Some people have suggested maintaining black lists and
white lists to avoid spammers and allow legitimate
callers into the network. However, the problem with
this method is that the spammer's IP address might
change due to DHCP. Today a spammer might get
aaa.bbb.ccc.ddd and lets say that I put this address
in my blacklist. To my annoyance, tomorrow a
legitimate caller might get aaa.bbb.ccc.ddd and the
spammer might get a different IP address. In the end,
I end up blocking the legitimate caller also. Any
ideas or thoughts to on this problem is appreciated.

Thanks,
Tom

I've read the rest of this thread about PKI, shared certs, etc. but I think that an important middle step is being missed by everyone.
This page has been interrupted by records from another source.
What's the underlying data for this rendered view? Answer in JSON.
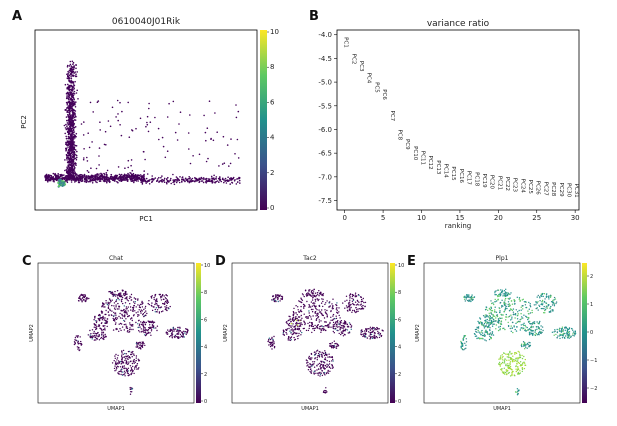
{
  "panels": {
    "A": {
      "letter": "A",
      "title": "0610040J01Rik",
      "xlabel": "PC1",
      "ylabel": "PC2",
      "colorbar_ticks": [
        "10",
        "8",
        "6",
        "4",
        "2",
        "0"
      ]
    },
    "B": {
      "letter": "B",
      "title": "variance ratio",
      "xlabel": "ranking",
      "yticks": [
        "-4.0",
        "-4.5",
        "-5.0",
        "-5.5",
        "-6.0",
        "-6.5",
        "-7.0",
        "-7.5"
      ],
      "xticks": [
        "0",
        "5",
        "10",
        "15",
        "20",
        "25",
        "30"
      ]
    },
    "C": {
      "letter": "C",
      "title": "Chat",
      "xlabel": "UMAP1",
      "ylabel": "UMAP2",
      "colorbar_ticks": [
        "10",
        "8",
        "6",
        "4",
        "2",
        "0"
      ]
    },
    "D": {
      "letter": "D",
      "title": "Tac2",
      "xlabel": "UMAP1",
      "ylabel": "UMAP2",
      "colorbar_ticks": [
        "10",
        "8",
        "6",
        "4",
        "2",
        "0"
      ]
    },
    "E": {
      "letter": "E",
      "title": "Plp1",
      "xlabel": "UMAP1",
      "ylabel": "UMAP2",
      "colorbar_ticks": [
        "2",
        "1",
        "0",
        "−1",
        "−2"
      ]
    }
  },
  "chart_data": [
    {
      "type": "scatter",
      "panel": "A",
      "title": "0610040J01Rik",
      "xlabel": "PC1",
      "ylabel": "PC2",
      "colorbar": {
        "min": 0,
        "max": 10,
        "colormap": "viridis"
      }
    },
    {
      "type": "scatter",
      "panel": "B",
      "title": "variance ratio",
      "xlabel": "ranking",
      "ylabel": "",
      "xlim": [
        -1,
        30.5
      ],
      "ylim": [
        -7.7,
        -3.9
      ],
      "labels": [
        "PC1",
        "PC2",
        "PC3",
        "PC4",
        "PC5",
        "PC6",
        "PC7",
        "PC8",
        "PC9",
        "PC10",
        "PC11",
        "PC12",
        "PC13",
        "PC14",
        "PC15",
        "PC16",
        "PC17",
        "PC18",
        "PC19",
        "PC20",
        "PC21",
        "PC22",
        "PC23",
        "PC24",
        "PC25",
        "PC26",
        "PC27",
        "PC28",
        "PC29",
        "PC30",
        "PC31"
      ],
      "x": [
        0,
        1,
        2,
        3,
        4,
        5,
        6,
        7,
        8,
        9,
        10,
        11,
        12,
        13,
        14,
        15,
        16,
        17,
        18,
        19,
        20,
        21,
        22,
        23,
        24,
        25,
        26,
        27,
        28,
        29,
        30
      ],
      "y": [
        -4.05,
        -4.4,
        -4.55,
        -4.8,
        -5.0,
        -5.15,
        -5.6,
        -6.0,
        -6.2,
        -6.35,
        -6.45,
        -6.55,
        -6.65,
        -6.72,
        -6.78,
        -6.83,
        -6.87,
        -6.9,
        -6.93,
        -6.96,
        -6.98,
        -7.0,
        -7.02,
        -7.04,
        -7.06,
        -7.08,
        -7.1,
        -7.11,
        -7.12,
        -7.13,
        -7.14
      ]
    },
    {
      "type": "scatter",
      "panel": "C",
      "title": "Chat",
      "xlabel": "UMAP1",
      "ylabel": "UMAP2",
      "colorbar": {
        "min": 0,
        "max": 10,
        "colormap": "viridis"
      }
    },
    {
      "type": "scatter",
      "panel": "D",
      "title": "Tac2",
      "xlabel": "UMAP1",
      "ylabel": "UMAP2",
      "colorbar": {
        "min": 0,
        "max": 10,
        "colormap": "viridis"
      }
    },
    {
      "type": "scatter",
      "panel": "E",
      "title": "Plp1",
      "xlabel": "UMAP1",
      "ylabel": "UMAP2",
      "colorbar": {
        "min": -2.5,
        "max": 2.5,
        "colormap": "viridis"
      }
    }
  ]
}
I believe strongly in the concept of end-to-end connectivity as the "optimal" method to ensure authentication and authorization between two user agents (web, voip, email, whatever.) However, it is often difficult to build such mechanisms that are easily used by the "end user." Most end users will happily hand over the responsibility for protection against "spam" in any form to a central administrator, and I think that as a first step it is appropriate to move the smart stuff to a central server instead of to every user's desktop (though eventually there should be smart stuff on the desktop.)

To this end: why is it _mandatory_ that all VOIP endpoints accept calls from other endpoints? Of course, you could filter based on some type of kludge-y network filters, but that is ugly and does not scale. SIP (and possibly IAX; I haven't looked at it much) have the ability to demand credentials from the remote host. Why don't we use these features?
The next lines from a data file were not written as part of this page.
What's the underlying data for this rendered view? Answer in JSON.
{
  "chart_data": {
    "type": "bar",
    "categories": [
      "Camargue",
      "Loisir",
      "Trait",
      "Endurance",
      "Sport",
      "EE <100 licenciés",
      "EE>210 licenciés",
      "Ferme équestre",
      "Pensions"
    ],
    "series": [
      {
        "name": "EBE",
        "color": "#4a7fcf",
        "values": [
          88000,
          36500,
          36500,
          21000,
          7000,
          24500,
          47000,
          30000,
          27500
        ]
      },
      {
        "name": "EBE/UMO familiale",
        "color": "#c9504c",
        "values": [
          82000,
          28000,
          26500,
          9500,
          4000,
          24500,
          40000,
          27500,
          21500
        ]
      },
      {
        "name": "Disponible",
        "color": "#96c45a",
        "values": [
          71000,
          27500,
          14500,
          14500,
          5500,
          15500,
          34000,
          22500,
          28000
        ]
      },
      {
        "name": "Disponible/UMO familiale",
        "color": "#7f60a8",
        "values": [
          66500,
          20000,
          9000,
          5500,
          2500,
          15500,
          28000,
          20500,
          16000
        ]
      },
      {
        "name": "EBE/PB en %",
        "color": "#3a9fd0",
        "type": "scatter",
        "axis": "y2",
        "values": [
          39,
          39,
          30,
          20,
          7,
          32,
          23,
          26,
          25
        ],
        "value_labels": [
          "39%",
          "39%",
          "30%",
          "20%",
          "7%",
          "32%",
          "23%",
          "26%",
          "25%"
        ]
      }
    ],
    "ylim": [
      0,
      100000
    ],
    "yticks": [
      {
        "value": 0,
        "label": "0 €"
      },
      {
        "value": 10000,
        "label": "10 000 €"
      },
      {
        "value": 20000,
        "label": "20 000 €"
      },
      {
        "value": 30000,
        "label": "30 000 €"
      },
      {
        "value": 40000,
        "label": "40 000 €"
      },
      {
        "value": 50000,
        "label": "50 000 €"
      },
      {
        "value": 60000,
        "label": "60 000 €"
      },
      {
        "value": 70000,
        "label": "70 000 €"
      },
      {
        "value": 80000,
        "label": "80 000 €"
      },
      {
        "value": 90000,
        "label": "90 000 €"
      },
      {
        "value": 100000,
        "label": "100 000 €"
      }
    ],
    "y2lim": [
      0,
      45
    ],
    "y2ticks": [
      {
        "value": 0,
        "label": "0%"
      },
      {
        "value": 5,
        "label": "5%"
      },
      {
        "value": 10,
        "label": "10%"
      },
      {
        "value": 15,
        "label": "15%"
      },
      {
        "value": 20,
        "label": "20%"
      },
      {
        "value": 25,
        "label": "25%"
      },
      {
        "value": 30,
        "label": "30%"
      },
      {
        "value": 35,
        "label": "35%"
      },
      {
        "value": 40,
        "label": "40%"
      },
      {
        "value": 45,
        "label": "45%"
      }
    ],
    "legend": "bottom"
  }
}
Here is my ideal world: When a SIP INVITE (or NOTIFY, or whatever) hits my desk SIP phone, it should refuse the message with a "401 Unauthorized" message. Without correct credentials, messages simply aren't allowed past the threshhold of the SIP UA. This should be a configurable option on my SIP UA - maybe I have some reasons to allow all messages from all hosts at some time. However, most of the time I would want my SIP server (Asterisk, SER, whatever) to be in the path, and that "smart" gateway could do my blacklisting, authentication (PKI, etc.) and other tasks which would require more brains and more central administration.

No SIP device that I've ever seen has the option to deny SIP messages from all but authenticated hosts. Why is that? Seems pretty obvious. It's always the other way around - SIP proxies allow or disallow messages according to authentication credentials (shared secret.) Since I've never seen this in place, perhaps it is the case that I am mis-understanding how authentication can possibly work with SIP between a UA and a proxy?